Heute schon „genudged“?

„Nudge“ stammt aus dem englischen und bedeutet so viel wie „anstupsen“. Der Begriff wurde vom Verhaltensökonom Richard Thaler geprägt, der für seine Arbeiten und Entdeckungen zu diesem Thema den Wirtschafts-Nobelpreis 2017 erhielt. Dabei kann so ein „Schubs“ unser Verhalten subtil in eine neue Richtung steuern und uns dabei helfen, unsere negativen Seiten im Zaum zu halten. Nudging macht dabei Gebrauch von unserer Bequemlichkeit und unbewussten, spontanen Impulsen.

Denn unsere Entscheidungen stehen nicht von vorneherein fest.
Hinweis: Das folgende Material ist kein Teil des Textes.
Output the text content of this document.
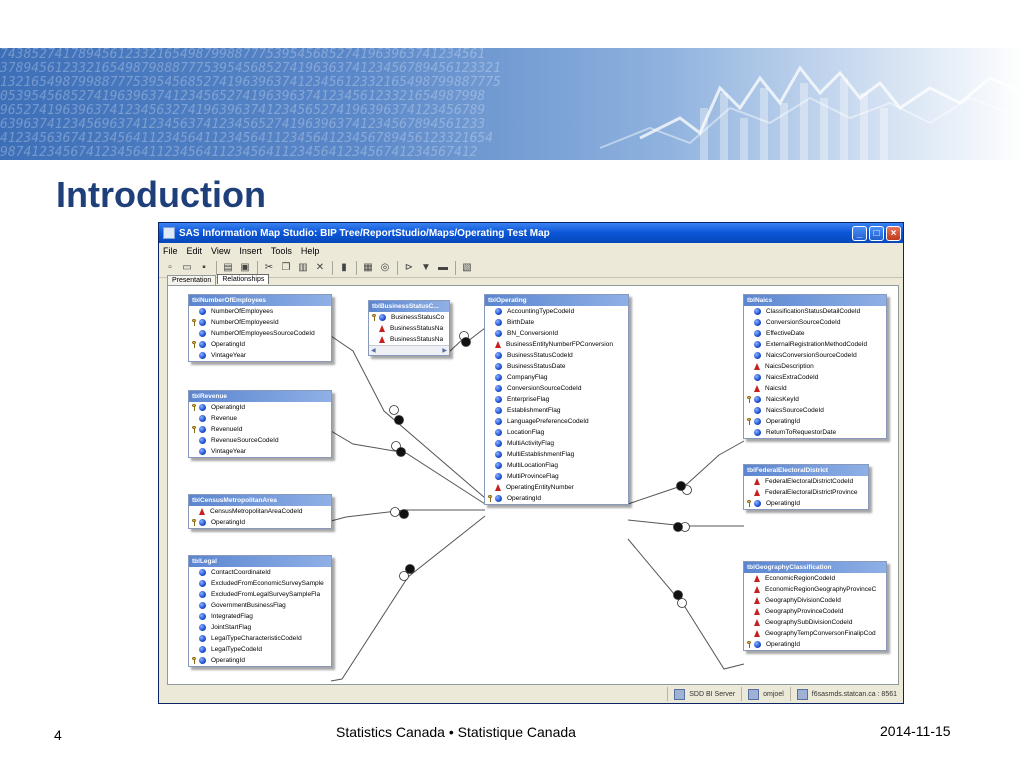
74385274178945612332165498799887775395456852741963963741234561
3789456123321654987988877753954568527419636374123456789456123321
1321654987998877753954568527419639637412345612332165498799887775
05395456852741963963741234565274196396374123456123321654987998
96527419639637412345632741963963741234565274196396374123456789
63963741234569637412345637412345652741963963741234567894561233
412345636741234564112345641123456411234564123456789456123321654
9874123456741234564112345641123456411234564123456741234567412
Introduction
SAS Information Map Studio: BIP Tree/ReportStudio/Maps/Operating Test Map	_	□	×
File Edit View Insert Tools Help
▫	▭	▪	▤ ▣ ✂ ❐ ▥ ✕	▮	▦ ◎ ⊳ ▼ ▬ ▧
Presentation	Relationships
tblNumberOfEmployees
NumberOfEmployees
NumberOfEmployeesId
NumberOfEmployeesSourceCodeId
OperatingId
VintageYear
tblRevenue
OperatingId
Revenue
RevenueId
RevenueSourceCodeId
VintageYear
tblCensusMetropolitanArea
CensusMetropolitanAreaCodeId
OperatingId
tblLegal
ContactCoordinateId
ExcludedFromEconomicSurveySample
ExcludedFromLegalSurveySampleFla
GovernmentBusinessFlag
IntegratedFlag
JointStartFlag
LegalTypeCharacteristicCodeId
LegalTypeCodeId
OperatingId
tblBusinessStatusC...
BusinessStatusCo
BusinessStatusNa
BusinessStatusNa
◀	▶
tblOperating
AccountingTypeCodeId
BirthDate
BN_ConversionId
BusinessEntityNumberFPConversion
BusinessStatusCodeId
BusinessStatusDate
CompanyFlag
ConversionSourceCodeId
EnterpriseFlag
EstablishmentFlag
LanguagePreferenceCodeId
LocationFlag
MultiActivityFlag
MultiEstablishmentFlag
MultiLocationFlag
MultiProvinceFlag
OperatingEntityNumber
OperatingId
tblNaics
ClassificationStatusDetailCodeId
ConversionSourceCodeId
EffectiveDate
ExternalRegistrationMethodCodeId
NaicsConversionSourceCodeId
NaicsDescription
NaicsExtraCodeId
NaicsId
NaicsKeyId
NaicsSourceCodeId
OperatingId
ReturnToRequestorDate
tblFederalElectoralDistrict
FederalElectoralDistrictCodeId
FederalElectoralDistrictProvince
OperatingId
tblGeographyClassification
EconomicRegionCodeId
EconomicRegionGeographyProvinceC
GeographyDivisionCodeId
GeographyProvinceCodeId
GeographySubDivisionCodeId
GeographyTempConversonFinalipCod
OperatingId
SDD BI Server	omjoel	f6sasmds.statcan.ca : 8561
4	Statistics Canada • Statistique Canada	2014-11-15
Im Gegenteil – oft werden wir zu Dingen verleitet, die wir ursprünglich gar nicht wollten.

“Nudging soll uns sanft in eine Richtung orientieren.”

Nudging wird bereits in den unterschiedlichsten Bereichen eingesetzt. Hier ein paar Beispiele:

Der amerikanische Supermarkt „Pay & Save” brachte grüne Pfeile auf dem Boden an, die zur Obst- und Gemüseabteilung führten. Das Resultat: 9 von 10 Kunden folgten diesen Wegweisern und der Umsatz von Obst und Gemüse schnellte dadurch signifikant in die Höhe.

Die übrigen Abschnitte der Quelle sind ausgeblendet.